New Tracks
Retorika Tak Selalu Layak Dipercaya, Cherry Bombshell Suarakan Lewat “Bualan”
Setelah sempat menghilang dari radar skena musik selama dua tahun, Cherry Bombshell perlahan kembali menghidupkan mesin mereka. Band heavy pop asal Bandung yang telah eksis sejak pertengahan 1995 itu membuka lembaran baru lewat formasi terkini dan deretan karya yang memperlihatkan arah perjalanan mereka ke depan.
Usai memperkenalkan Puteri Ayesha sebagai vokalis baru melalui single “Kecewa” pada Januari lalu, Cherry Bombshell kini kembali dengan lagu berjudul “Bualan”, sebuah nomor yang menyuarakan kritik terhadap budaya penuh janji tanpa pembuktian.
“Bualan” mengangkat fenomena yang semakin sering kita temui dalam kehidupan sehari-hari, di mana seseorang bisa menarik perhatian banyak orang dengan kata-kata, tetapi gagal membuktikan ucapannya dengan tindakan. Tema tersebut diterjemahkan dalam lirik yang lugas, tanpa banyak metafora, sehingga pesannya terasa langsung mengena. Penggalan seperti “pintar berbicara, cuma berbicara” dan “tak ada yang nyata, bualan belaka” menjadi inti dari kritik yang ingin disampaikan Cherry Bombshell.
Pemain bass sekaligus penulis lagu, Agung Pramudya Wijaya menjelaskan bahwa “Bualan” terinspirasi dari hasil pengamatannya terhadap orang-orang yang pandai membangun citra melalui ucapan. Ia mencatat bahwa banyak sosok yang mampu meyakinkan orang lain hanya dengan retorika, meskipun pada akhirnya tidak pernah menunjukkan bukti yang nyata.
Meski baru dirilis tahun ini, perjalanan “Bualan” ternyata telah dimulai sejak 2019. Lagu tersebut mengalami berbagai perubahan selama proses pengerjaan. Aransemen beberapa kali dirombak hingga akhirnya menemukan bentuk yang dianggap paling sesuai dengan karakter Cherry Bombshell saat ini. Setelah melewati proses panjang, materi tersebut akhirnya rampung pada 2026 dan siap diperkenalkan kepada publik.
Perilisan “Bualan” sekaligus memperlihatkan chemistry baru di tubuh Cherry Bombshell setelah bergabungnya Puteri Ayesha Azzahra sebagai vokalis. Musisi yang juga dikenal melalui unit indie pop Well Whale itu membawa karakter vokal yang berbeda, tapi tetap mampu menyatu dengan identitas band. Bersama Ari Sunardi (gitar), Agung Pramudya Wijaya (bass), dan Arief Hendrawan (drum), Puteri melengkapi formasi terbaru Cherry Bombshell yang kini kembali aktif berkarya.
Formasi baru ini diharapkan mampu memperluas jangkauan pendengar Cherry Bombshell, tanpa meninggalkan karakter dari band yang sudah aktif selama lebih dari tiga dekade ini. Dengan sejarah panjang sejak berdiri pada 1995 dan lagu “Langkah Peri” yang masih dikenang hingga kini, band ini berusaha menjaga akar musik mereka sekaligus membuka ruang bagi generasi pendengar yang lebih muda.

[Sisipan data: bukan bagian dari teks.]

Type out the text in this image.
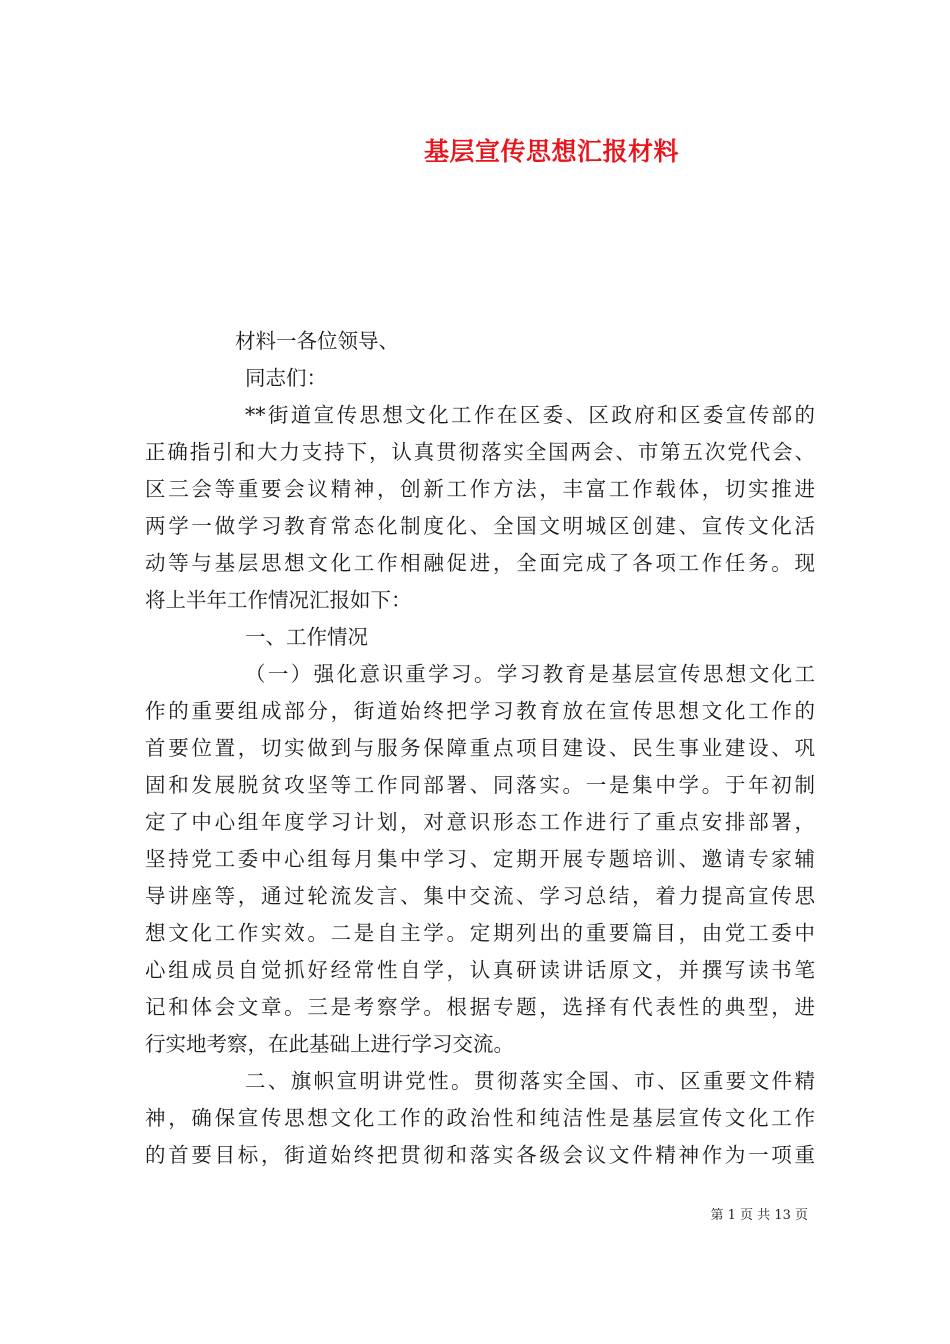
基层宣传思想汇报材料
材料一各位领导、
同志们：
**街道宣传思想文化工作在区委、区政府和区委宣传部的
正确指引和大力支持下，认真贯彻落实全国两会、市第五次党代会、
区三会等重要会议精神，创新工作方法，丰富工作载体，切实推进
两学一做学习教育常态化制度化、全国文明城区创建、宣传文化活
动等与基层思想文化工作相融促进，全面完成了各项工作任务。现
将上半年工作情况汇报如下：
一、工作情况
（一）强化意识重学习。学习教育是基层宣传思想文化工
作的重要组成部分，街道始终把学习教育放在宣传思想文化工作的
首要位置，切实做到与服务保障重点项目建设、民生事业建设、巩
固和发展脱贫攻坚等工作同部署、同落实。一是集中学。于年初制
定了中心组年度学习计划，对意识形态工作进行了重点安排部署，
坚持党工委中心组每月集中学习、定期开展专题培训、邀请专家辅
导讲座等，通过轮流发言、集中交流、学习总结，着力提高宣传思
想文化工作实效。二是自主学。定期列出的重要篇目，由党工委中
心组成员自觉抓好经常性自学，认真研读讲话原文，并撰写读书笔
记和体会文章。三是考察学。根据专题，选择有代表性的典型，进
行实地考察，在此基础上进行学习交流。
二、旗帜宣明讲党性。贯彻落实全国、市、区重要文件精
神，确保宣传思想文化工作的政治性和纯洁性是基层宣传文化工作
的首要目标，街道始终把贯彻和落实各级会议文件精神作为一项重
第 1 页 共 13 页
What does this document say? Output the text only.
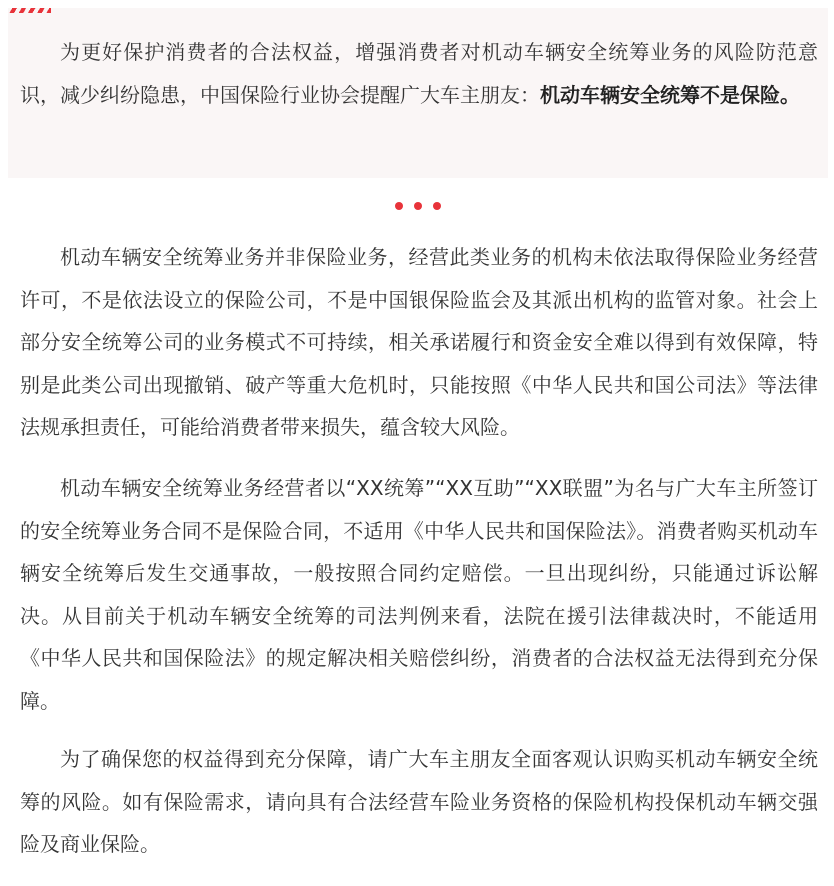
为更好保护消费者的合法权益，增强消费者对机动车辆安全统筹业务的风险防范意识，减少纠纷隐患，中国保险行业协会提醒广大车主朋友：机动车辆安全统筹不是保险。

机动车辆安全统筹业务并非保险业务，经营此类业务的机构未依法取得保险业务经营许可，不是依法设立的保险公司，不是中国银保险监会及其派出机构的监管对象。社会上部分安全统筹公司的业务模式不可持续，相关承诺履行和资金安全难以得到有效保障，特别是此类公司出现撤销、破产等重大危机时，只能按照《中华人民共和国公司法》等法律法规承担责任，可能给消费者带来损失，蕴含较大风险。

机动车辆安全统筹业务经营者以“XX统筹”“XX互助”“XX联盟”为名与广大车主所签订的安全统筹业务合同不是保险合同，不适用《中华人民共和国保险法》。消费者购买机动车辆安全统筹后发生交通事故，一般按照合同约定赔偿。一旦出现纠纷，只能通过诉讼解决。从目前关于机动车辆安全统筹的司法判例来看，法院在援引法律裁决时，不能适用《中华人民共和国保险法》的规定解决相关赔偿纠纷，消费者的合法权益无法得到充分保障。

为了确保您的权益得到充分保障，请广大车主朋友全面客观认识购买机动车辆安全统筹的风险。如有保险需求，请向具有合法经营车险业务资格的保险机构投保机动车辆交强险及商业保险。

“Bualan” dan “Kecewa” menjadi dua rilisan awal yang menunjukkan arah perjalanan Cherry Bombshell setelah masa vakum. Keduanya menjadi fondasi bagi berbagai rencana yang telah disiapkan band untuk beberapa waktu ke depan, termasuk materi-materi baru yang sedang dipersiapkan.
Proses produksi “Bualan” berlangsung di Binaural Studio, Bandung. Cherry Bombshell juga melibatkan Ajie Gergaji dari Themilo sebagai gitaris tambahan untuk memperkaya karakter lagu. Tahap mixing dan mastering dipercayakan kepada Loevi Wahyudi, sementara konsep visual dan artwork dikerjakan langsung oleh Agung Pramudya Wijaya. Single ini kemudian didistribusikan secara digital melalui Sadsonic Labs.
Single “Bualan” kini sudah tersedia di berbagai platform streaming musik digital dan menjadi tanda bahwa Cherry Bombshell siap kembali meramaikan skena musik Indonesia dengan energi yang tetap mereka pertahankan sejak awal perjalanan band ini.